Tés y cafés especiales

'Cold brew tea', el té infusionado en frío

'Cold brew tea', el té infusionado en frío

Al prepararlo nosotros mismos, tenemos más control sobre la calidad de sus ingredientes y la cantidad de opciones se multiplica: casi tantas como variedades de tés disponibles

RAÚL MORENO ORTA

El té helado de elaboración casera se está convirtiendo en una alternativa real a los refrescos azucarados tradicionales que ofrece la industria, ya que es más saludable que éstos, y también más atractivo, divertido y refrescante que el agua simple. Al prepararlo nosotros mismos, tenemos más control sobre la calidad de sus ingredientes y la cantidad de opciones se multiplica: casi tantas como variedades de tés disponibles.

Las formas de preparación son diversas, pero hoy propongo aquí un método singular, ya utilizado para preparar el café helado (conocido como 'Cold Brew Coffee' en inglés), consistente en macerar las hojas directamente en agua fría. El agua caliente acentúa las notas tánicas y amargas del té. Sin embargo, al usar agua a temperatura ambiente en la preparación, obtendremos un té suave, ligero y refrescante, nada amargo. De esta forma, podemos reducir o incluso evitar el uso de azúcar añadido, demasiado alto en la mayoría de las bebidas comerciales envasadas.

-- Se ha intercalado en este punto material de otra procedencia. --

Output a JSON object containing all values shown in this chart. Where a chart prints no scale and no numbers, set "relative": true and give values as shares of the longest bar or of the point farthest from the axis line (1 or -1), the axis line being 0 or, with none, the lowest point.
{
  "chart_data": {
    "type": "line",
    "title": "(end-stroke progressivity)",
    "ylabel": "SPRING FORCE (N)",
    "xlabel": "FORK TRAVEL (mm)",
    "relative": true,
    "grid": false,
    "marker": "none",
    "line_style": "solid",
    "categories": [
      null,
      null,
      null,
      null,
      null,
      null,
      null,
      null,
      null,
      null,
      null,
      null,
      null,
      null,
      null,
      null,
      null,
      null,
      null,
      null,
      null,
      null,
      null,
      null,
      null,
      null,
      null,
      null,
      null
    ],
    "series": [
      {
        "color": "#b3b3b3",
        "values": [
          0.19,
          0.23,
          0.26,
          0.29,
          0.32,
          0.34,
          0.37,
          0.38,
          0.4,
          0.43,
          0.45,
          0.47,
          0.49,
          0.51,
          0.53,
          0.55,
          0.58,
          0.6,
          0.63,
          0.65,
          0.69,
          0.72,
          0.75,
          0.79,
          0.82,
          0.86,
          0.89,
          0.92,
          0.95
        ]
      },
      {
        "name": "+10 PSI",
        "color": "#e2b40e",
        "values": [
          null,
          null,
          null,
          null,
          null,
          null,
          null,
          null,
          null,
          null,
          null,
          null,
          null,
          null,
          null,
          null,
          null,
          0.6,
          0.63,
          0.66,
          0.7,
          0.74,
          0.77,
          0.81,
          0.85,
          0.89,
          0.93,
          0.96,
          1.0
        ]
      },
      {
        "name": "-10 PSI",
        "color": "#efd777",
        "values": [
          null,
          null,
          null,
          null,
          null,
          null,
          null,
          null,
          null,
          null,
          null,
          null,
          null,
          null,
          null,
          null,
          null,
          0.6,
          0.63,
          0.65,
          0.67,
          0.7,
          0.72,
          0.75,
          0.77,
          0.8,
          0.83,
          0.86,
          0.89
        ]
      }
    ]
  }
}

La preparación es muy fácil. Ponemos 4 o 5 cucharaditas de té en una jarra, añadimos un litro de agua del tiempo que introduciremos en la nevera durante 6 u 8 horas para los tés verdes y de 8 a 10 con los negros u oolongs, teniendo la precaución de cubrir la jarra para preservar el aroma. Pasado este tiempo, filtramos muy bien, desechamos las hojas y lo servimos con abundante hielo. Si queremos endulzarlo, mejor hacerlo al principio, o utilizar siropes o edulcorantes líquidos. Podemos añadir hojas de menta, trozos de frutas o rodajas de cítricos a nuestro deseo.

El agua de muy baja mineralización es la más recomendable para este tipo de tés, ya que con ella conseguiremos una bebida especialmente ligera y brillante. Preparar el té con agua fría además ayuda a ahorrar energía, por lo que es una alternativa económica y ecológica, aspecto nada desdeñable si queremos minimizar nuestro impacto en el medio ambiente.